Anders dan [eiser] stelt, brengt ook artikel 6 van de Gedragscode Hypothecaire Financieringen 2011 niet mee dat De Bank de waarde van de ASR-verzekering bij de bepaling van de rente had moeten laten meewegen. Allereerst merkt de rechtbank op dat [eiser] nalaat te onderbouwen hoe en waarom hij hieraan in deze procedure rechtstreeks rechten kan ontlenen. De gedragscode bepaalt immers dat bij een vermoede schending een klachtprocedure openstaat bij een geschillencommissie. Ten tweede kan uit het genoemde artikel geen verplichting worden afgeleid voor het betrekken van de waarde van dit beleggingsdeel bij de vaststelling van de rente. In het artikel is, kort gezegd, bepaald dat de hypothecair financier een aanvraag voor financiering beoordeelt op onder meer de waarde van de aangeboden zekerheden, waaronder het registergoed dat als zekerheid voor de terugbetaling van de lening is of wordt verbonden. Het klopt dat uit deze tekst blijkt dat het ook om andere zekerheden dan een registergoed kan gaan. Zoals hierna zal worden vermeld, heeft De Bank bij de beoordeling of zij de lening wilde verstrekken ook meegewogen dat de ASR-verzekering een beleggingscomponent had.
2.8.
Volgens [eiser] is De Bank ook op grond van de overeenkomst verplicht de waarde van de ASR-verzekering mee te wegen bij de indeling in de risicocategorie. Ook dat is de rechtbank niet met hem eens.
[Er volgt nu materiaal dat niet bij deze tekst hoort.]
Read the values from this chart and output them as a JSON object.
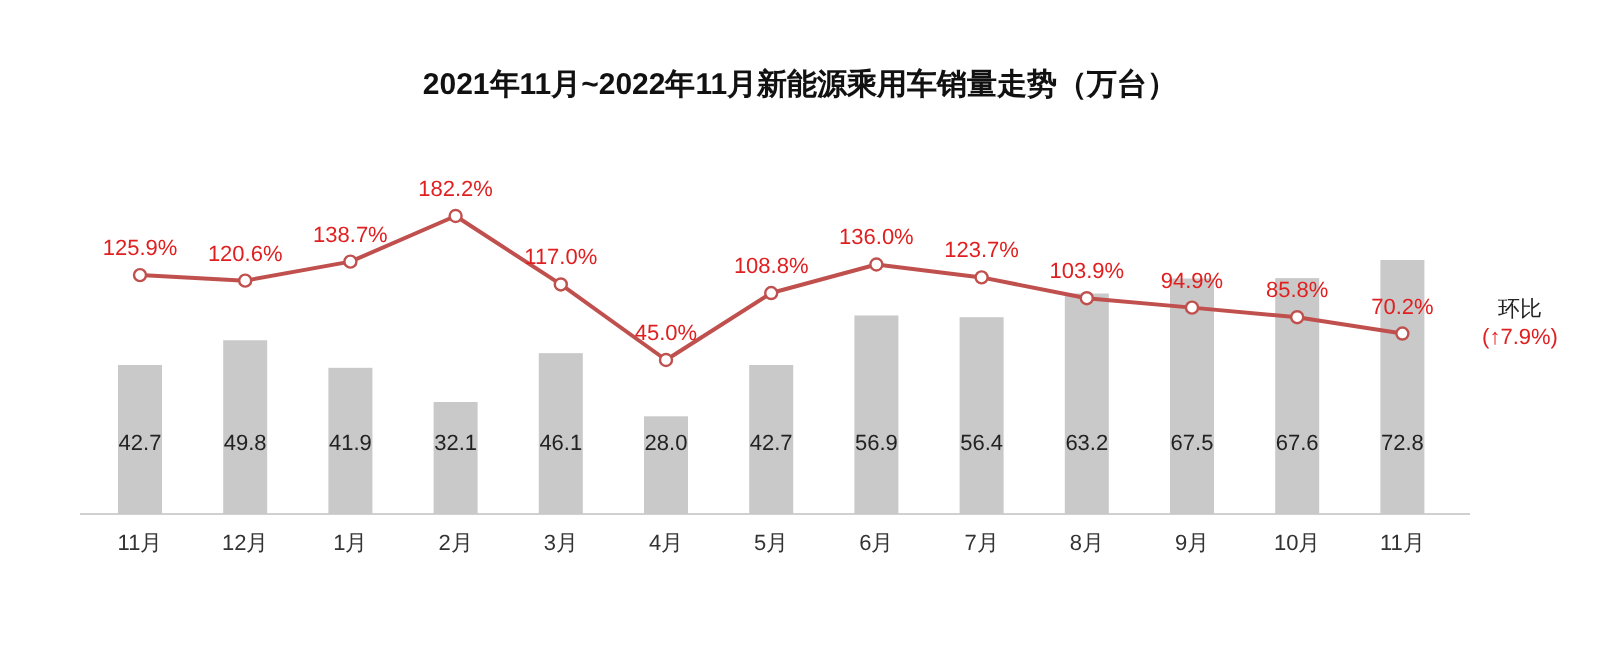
{
  "chart_data": {
    "type": "bar",
    "title": "2021年11月~2022年11月新能源乘用车销量走势（万台）",
    "categories": [
      "11月",
      "12月",
      "1月",
      "2月",
      "3月",
      "4月",
      "5月",
      "6月",
      "7月",
      "8月",
      "9月",
      "10月",
      "11月"
    ],
    "series": [
      {
        "color": "#c9c9c9",
        "values": [
          42.7,
          49.8,
          41.9,
          32.1,
          46.1,
          28.0,
          42.7,
          56.9,
          56.4,
          63.2,
          67.5,
          67.6,
          72.8
        ],
        "value_labels": [
          "42.7",
          "49.8",
          "41.9",
          "32.1",
          "46.1",
          "28.0",
          "42.7",
          "56.9",
          "56.4",
          "63.2",
          "67.5",
          "67.6",
          "72.8"
        ]
      },
      {
        "type": "line",
        "axis": "y2",
        "color": "#c0504d",
        "marker": "circle",
        "values": [
          125.9,
          120.6,
          138.7,
          182.2,
          117.0,
          45.0,
          108.8,
          136.0,
          123.7,
          103.9,
          94.9,
          85.8,
          70.2
        ],
        "value_labels": [
          "125.9%",
          "120.6%",
          "138.7%",
          "182.2%",
          "117.0%",
          "45.0%",
          "108.8%",
          "136.0%",
          "123.7%",
          "103.9%",
          "94.9%",
          "85.8%",
          "70.2%"
        ]
      }
    ],
    "annotations": [
      "环比",
      "(↑7.9%)"
    ]
  }
}
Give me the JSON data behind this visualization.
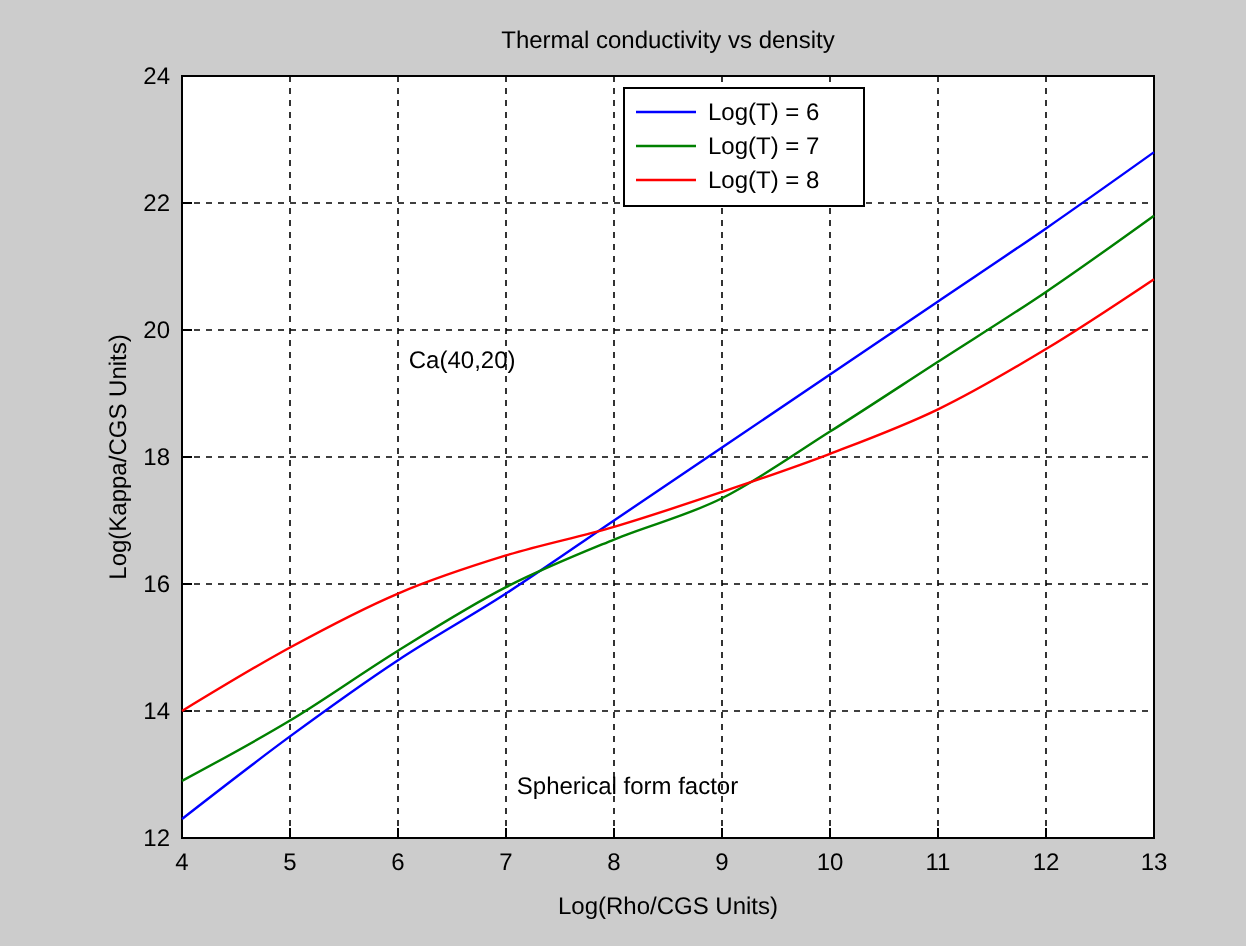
{
  "chart_data": {
    "type": "line",
    "title": "Thermal conductivity vs density",
    "xlabel": "Log(Rho/CGS Units)",
    "ylabel": "Log(Kappa/CGS Units)",
    "x": [
      4,
      5,
      6,
      7,
      8,
      9,
      10,
      11,
      12,
      13
    ],
    "series": [
      {
        "name": "Log(T) = 6",
        "color": "#0000ff",
        "values": [
          12.3,
          13.6,
          14.8,
          15.85,
          17.0,
          18.15,
          19.3,
          20.45,
          21.6,
          22.8
        ]
      },
      {
        "name": "Log(T) = 7",
        "color": "#008000",
        "values": [
          12.9,
          13.85,
          14.95,
          15.95,
          16.7,
          17.35,
          18.4,
          19.5,
          20.6,
          21.8
        ]
      },
      {
        "name": "Log(T) = 8",
        "color": "#ff0000",
        "values": [
          14.0,
          15.0,
          15.85,
          16.45,
          16.9,
          17.45,
          18.05,
          18.75,
          19.7,
          20.8
        ]
      }
    ],
    "xlim": [
      4,
      13
    ],
    "xticks": [
      4,
      5,
      6,
      7,
      8,
      9,
      10,
      11,
      12,
      13
    ],
    "ylim": [
      12,
      24
    ],
    "yticks": [
      12,
      14,
      16,
      18,
      20,
      22,
      24
    ],
    "grid": true,
    "legend": "top right",
    "line_style": "solid",
    "marker": "none",
    "annotations": [
      "Ca(40,20)",
      "Spherical form factor"
    ]
  }
}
In de offerte van De Bank is beschreven hoe de rente wordt bepaald:
“De hoogte van de rente bepalen wij gedeeltelijk op basis van het risico dat we lopen. De marktwaarde van uw woning is belangrijk bij het inschatten van dat risico. We kijken hoeveel u kunt lenen ten opzichte van de waarde van uw woning. Hoe hoger het risico, hoe hoger de opslag op uw rente. De marktwaarde is een schatting van de verkoopprijs van uw woning als u die onder normale omstandigheden zou verkopen. De marktwaarde vindt u terug in het taxatierapport. Tijdens de looptijd van de lening kan uw woning meer waard zijn geworden of heeft u afgelost op uw hypotheek. U kunt dan kijken of een eventuele toeslag kan komen te vervallen. (…) ”
Hoewel de tekst de mogelijkheid open laat dat De Bank naast de marktwaarde van de woning andere elementen meeweegt bij de risicobeoordeling, worden mogelijke andere factoren er niet in genoemd. Belangrijker is dat uit deze tekst niet kan worden opgemaakt dat De Bank verplicht is om andere factoren mee te wegen in haar beoordeling. [eiser] noemt ook geen andere bepaling uit de overeenkomst waaruit die verplichting rechtstreeks blijkt.
2.9.
Anders dan [eiser] kennelijk meent, kan deze verplichting ook niet indirect uit de overeenkomst of de offerte worden afgeleid. [eiser] heeft erop gewezen dat De Bank de eis stelde dat [eiser] een overlijdensrisicoverzekering had en dat deze aan De Bank werd verpand. In de offerte is over deze verpanding vermeld:
“U bent verplicht een overlijdensrisicoverzekering af te sluiten. Deze regelt u zelf. (…)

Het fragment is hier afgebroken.